After just three years of Try Rugby Brazil, more than 18,000 participants are now playing every week in Brazil and more than 70,000 young people and adults taking coaching sessions – which has more than doubled the rugby playing base in Brazil.

Caton added: "Obviously our objective is to increase the growth and awareness of rugby, but as important is the objective to effect social change in hard to reach areas.

"We want to find people who are at risk and try to help them, and we are so lucky that rugby has these core values.

"They are fantastic values not just for the sport, but for life, and we always get the kids to think about how the ideas of discipline, respect, solidarity, integrity, passion, and teamwork can affect them on and off the pitch.

"It shows them the importance of respect for their family, respect for their team and respect for themselves as well. They are skills for life and rugby is one of the best vehicle to educate them."

The Try Rugby programme is now into its third year and has seen:

  • More than 18,000 participants playing every week in Brazil, which has doubled the rugby playing base in the country
  • More than 70,000 young people and adults taking coaching sessions, workshops, coach education, events and competition
  • Around 300 teachers and volunteer coaches now able to teach tag rugby and referee games (key to making the project sustainable)
  • The programme is another step in Premiership Rugby's expansion overseas with programmes run this year in neighbouring countries Colombia and Argentina.

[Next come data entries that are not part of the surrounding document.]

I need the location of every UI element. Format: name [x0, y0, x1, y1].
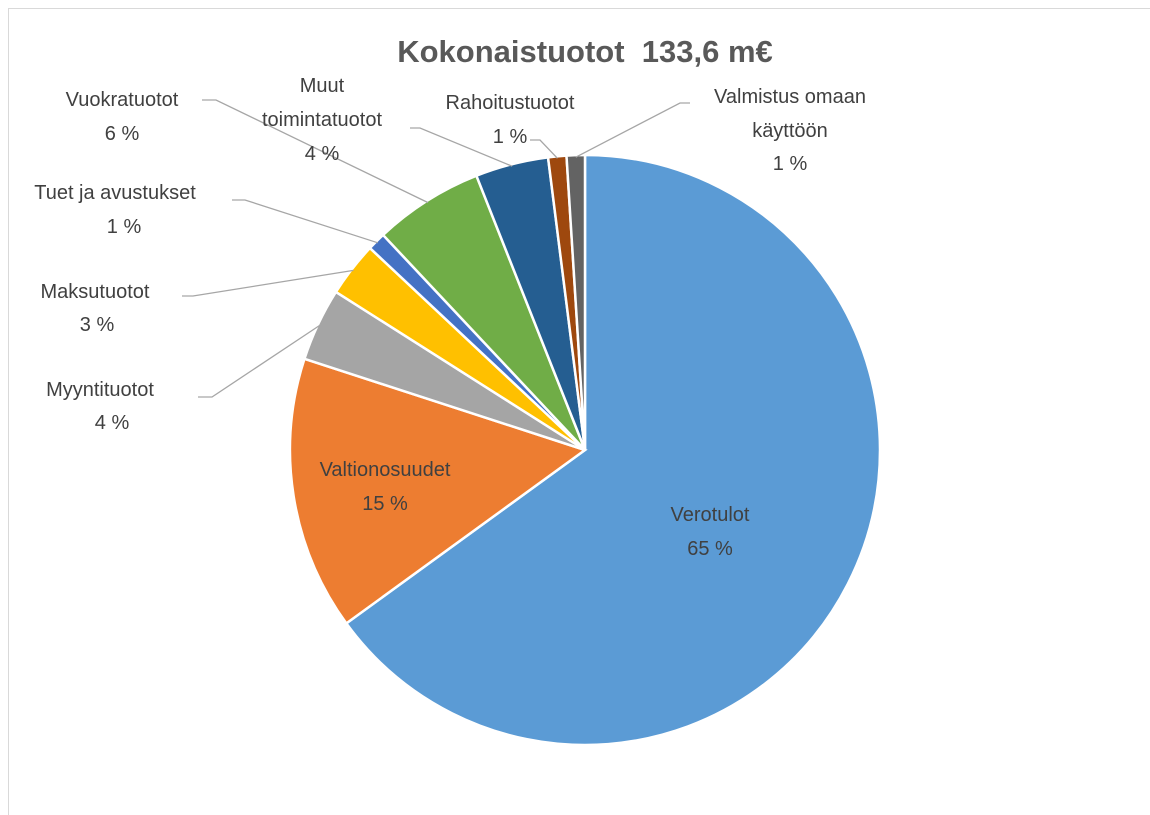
value-label: 4 %	[94, 412, 130, 434]
leader-line	[182, 269, 354, 297]
pie-slice	[344, 153, 882, 747]
slice-label: Muut toimintatuotot	[261, 75, 383, 131]
value-label: 6 %	[104, 123, 140, 145]
leader-line	[232, 199, 379, 244]
pie-slice	[565, 153, 587, 451]
value-label: 15 %	[362, 493, 408, 515]
value-label: 65 %	[687, 538, 733, 560]
value-label: 4 %	[304, 143, 340, 165]
slice-label: Rahoitustuotot	[445, 92, 575, 114]
value-label: 3 %	[79, 314, 115, 336]
chart-title: Kokonaistuotot 133,6 m€	[397, 34, 773, 69]
slice-label: Verotulot	[670, 504, 750, 526]
slice-label: Valtionosuudet	[319, 459, 451, 481]
value-label: 1 %	[106, 216, 142, 238]
slice-label: Vuokratuotot	[65, 89, 179, 111]
leader-line	[202, 99, 429, 204]
value-label: 1 %	[772, 153, 808, 175]
value-label: 1 %	[492, 126, 528, 148]
leader-line	[410, 127, 513, 167]
slice-label: Valmistus omaan käyttöön	[714, 86, 866, 142]
leader-line	[575, 102, 690, 158]
chart-border	[8, 8, 1150, 815]
slice-label: Maksutuotot	[40, 281, 150, 303]
slice-label: Tuet ja avustukset	[34, 182, 196, 204]
leader-line	[530, 139, 558, 159]
pie-slice	[288, 357, 588, 626]
leader-line	[198, 324, 321, 398]
slice-label: Myyntituotot	[46, 379, 154, 401]
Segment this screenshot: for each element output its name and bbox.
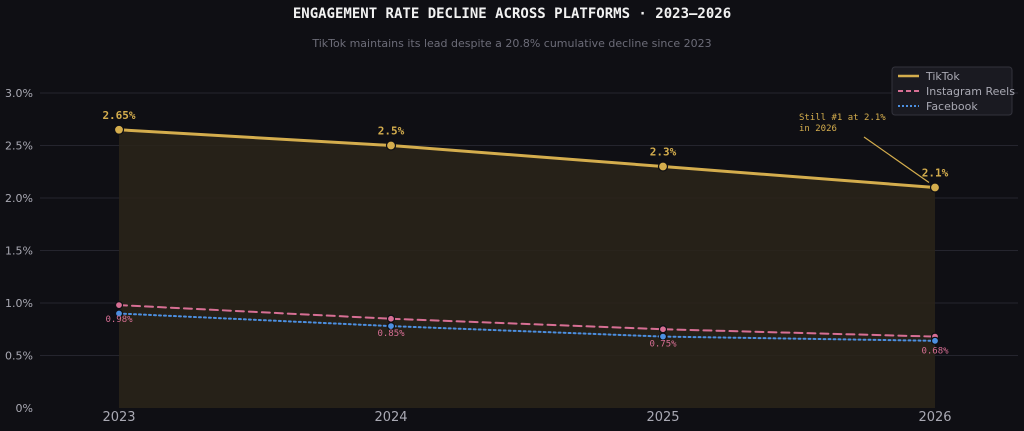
- facebook-point: [386, 322, 396, 331]
- facebook-point: [114, 309, 124, 318]
- y-tick-label: 0.5%: [5, 350, 33, 363]
- tiktok-data-label: 2.3%: [650, 146, 677, 159]
- tiktok-area-fill: [119, 129, 935, 408]
- instagram-reels-point: [386, 314, 396, 323]
- series-layer: [117, 128, 937, 342]
- x-tick-label: 2023: [102, 410, 135, 425]
- annotation-text: in 2026: [799, 124, 837, 134]
- annotation-text: Still #1 at 2.1%: [799, 113, 886, 123]
- annotation-arrow: [863, 136, 930, 183]
- marker-layer: [113, 124, 941, 345]
- tiktok-data-label: 2.1%: [922, 167, 949, 180]
- tiktok-data-label: 2.65%: [102, 109, 135, 122]
- chart-title: ENGAGEMENT RATE DECLINE ACROSS PLATFORMS…: [293, 6, 731, 22]
- data-label-layer: 2.65% 2.5% 2.3% 2.1% 0.98% 0.85% 0.75% 0.68%: [102, 109, 949, 357]
- annotation-layer: Still #1 at 2.1%in 2026: [799, 113, 930, 183]
- y-tick-label: 2.5%: [5, 140, 33, 153]
- y-tick-label: 0%: [16, 402, 33, 415]
- x-tick-label: 2026: [918, 410, 951, 425]
- instagram-reels-data-label: 0.98%: [105, 315, 133, 325]
- legend-label: Facebook: [926, 100, 978, 113]
- tiktok-data-label: 2.5%: [378, 125, 405, 138]
- x-tick-label: 2024: [374, 410, 407, 425]
- tiktok-point: [385, 140, 397, 151]
- tiktok-point: [113, 124, 125, 135]
- y-tick-label: 3.0%: [5, 87, 33, 100]
- legend-label: Instagram Reels: [926, 85, 1015, 98]
- area-layer: [119, 129, 935, 408]
- instagram-reels-data-label: 0.85%: [377, 329, 405, 339]
- chart-subtitle: TikTok maintains its lead despite a 20.8…: [311, 37, 711, 50]
- legend: TikTok Instagram Reels Facebook: [891, 66, 1015, 116]
- y-tick-label: 2.0%: [5, 192, 33, 205]
- facebook-point: [930, 336, 940, 345]
- tiktok-point: [929, 182, 941, 193]
- instagram-reels-line: [118, 304, 936, 338]
- instagram-reels-data-label: 0.75%: [649, 339, 677, 349]
- facebook-point: [658, 332, 668, 341]
- y-tick-label: 1.5%: [5, 245, 33, 258]
- instagram-reels-point: [658, 325, 668, 334]
- instagram-reels-point: [114, 301, 124, 310]
- y-tick-label: 1.0%: [5, 297, 33, 310]
- legend-box: [891, 66, 1013, 116]
- legend-label: TikTok: [925, 70, 960, 83]
- instagram-reels-data-label: 0.68%: [921, 347, 949, 357]
- tiktok-point: [657, 161, 669, 172]
- facebook-line: [118, 312, 936, 342]
- axis-layer: 0% 0.5% 1.0% 1.5% 2.0% 2.5% 3.0% 2023 2024 2025 20…: [5, 87, 952, 425]
- tiktok-line: [117, 128, 937, 189]
- x-tick-label: 2025: [646, 410, 679, 425]
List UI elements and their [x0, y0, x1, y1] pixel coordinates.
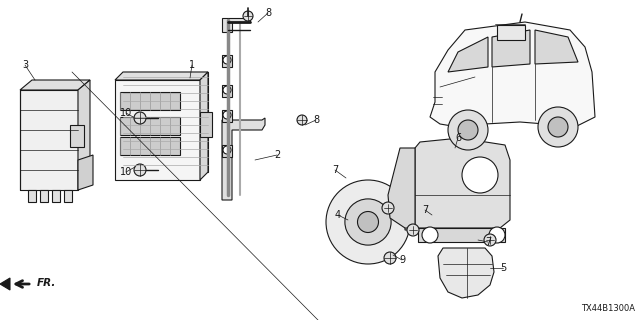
Bar	[64, 190, 72, 202]
Bar	[200, 112, 212, 137]
Polygon shape	[20, 90, 78, 190]
Text: 10: 10	[120, 167, 132, 177]
Bar	[40, 190, 48, 202]
Bar	[497, 25, 525, 40]
Polygon shape	[388, 148, 415, 228]
Bar	[222, 145, 232, 157]
Bar	[222, 110, 232, 122]
Text: 2: 2	[274, 150, 280, 160]
Circle shape	[489, 227, 505, 243]
Text: 8: 8	[313, 115, 319, 125]
Polygon shape	[535, 30, 578, 64]
Bar	[120, 117, 180, 135]
Polygon shape	[200, 72, 208, 180]
Text: TX44B1300A: TX44B1300A	[581, 304, 635, 313]
Polygon shape	[222, 18, 250, 32]
Bar	[52, 190, 60, 202]
Bar	[120, 92, 180, 110]
Bar	[70, 125, 84, 147]
Circle shape	[407, 224, 419, 236]
Polygon shape	[0, 278, 10, 290]
Circle shape	[326, 180, 410, 264]
Polygon shape	[448, 37, 488, 72]
Circle shape	[345, 199, 391, 245]
Circle shape	[297, 115, 307, 125]
Circle shape	[462, 157, 498, 193]
Bar	[120, 137, 180, 155]
Polygon shape	[20, 80, 90, 90]
Circle shape	[448, 110, 488, 150]
Circle shape	[223, 56, 231, 64]
Text: 4: 4	[335, 210, 341, 220]
Text: 7: 7	[332, 165, 338, 175]
Polygon shape	[492, 30, 530, 67]
Circle shape	[243, 11, 253, 21]
Circle shape	[223, 86, 231, 94]
Polygon shape	[115, 72, 208, 80]
Text: 8: 8	[265, 8, 271, 18]
Text: 1: 1	[189, 60, 195, 70]
Polygon shape	[78, 80, 90, 190]
Polygon shape	[222, 118, 265, 200]
Circle shape	[223, 111, 231, 119]
Text: 7: 7	[422, 205, 428, 215]
Polygon shape	[78, 155, 93, 190]
Circle shape	[382, 202, 394, 214]
Circle shape	[384, 252, 396, 264]
Polygon shape	[418, 228, 505, 242]
Polygon shape	[430, 22, 595, 127]
Circle shape	[484, 234, 496, 246]
Text: 10: 10	[120, 108, 132, 118]
Bar	[28, 190, 36, 202]
Bar	[222, 55, 232, 67]
Circle shape	[416, 214, 424, 222]
Text: 5: 5	[500, 263, 506, 273]
Polygon shape	[438, 248, 494, 298]
Text: 9: 9	[399, 255, 405, 265]
Text: 6: 6	[455, 133, 461, 143]
Circle shape	[134, 164, 146, 176]
Polygon shape	[415, 138, 510, 228]
Circle shape	[422, 227, 438, 243]
Polygon shape	[115, 80, 200, 180]
Circle shape	[538, 107, 578, 147]
Bar	[222, 85, 232, 97]
Text: 3: 3	[22, 60, 28, 70]
Circle shape	[134, 112, 146, 124]
Text: 7: 7	[485, 237, 491, 247]
Polygon shape	[123, 72, 208, 172]
Circle shape	[223, 146, 231, 154]
Text: FR.: FR.	[37, 278, 56, 288]
Polygon shape	[405, 207, 428, 230]
Circle shape	[548, 117, 568, 137]
Circle shape	[458, 120, 478, 140]
Circle shape	[358, 212, 378, 233]
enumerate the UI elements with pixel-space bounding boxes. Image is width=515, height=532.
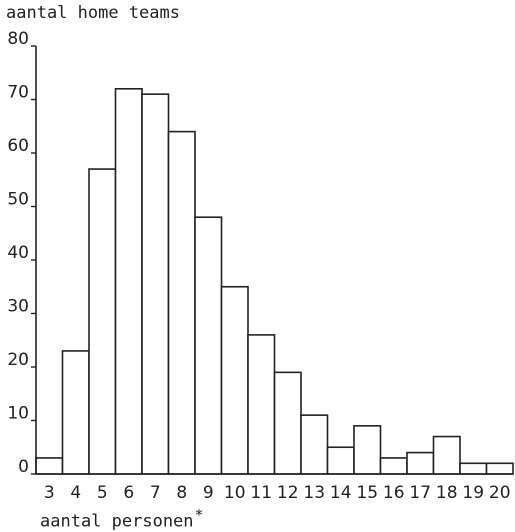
x-tick-label-16: 16 [383, 483, 405, 503]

"Part of being a responsible business, is creating the right opportunities for people to make positive change," said Ines Menezes from Jaguar Land Rover.

"Try Rugby is part of Jaguar Land Rover's innovation-led Global CSR Programme which will create opportunities for 12 million people by 2020, reflecting the increasing scale and scope of our business and our commitment to making a wider contribution to society."

"Try Rugby not only takes the game to communities where it’s never been played before, but it is also using the game and its core values such as teamwork and integrity to positively impact the lives of thousands of children each year by strengthening essential life skills."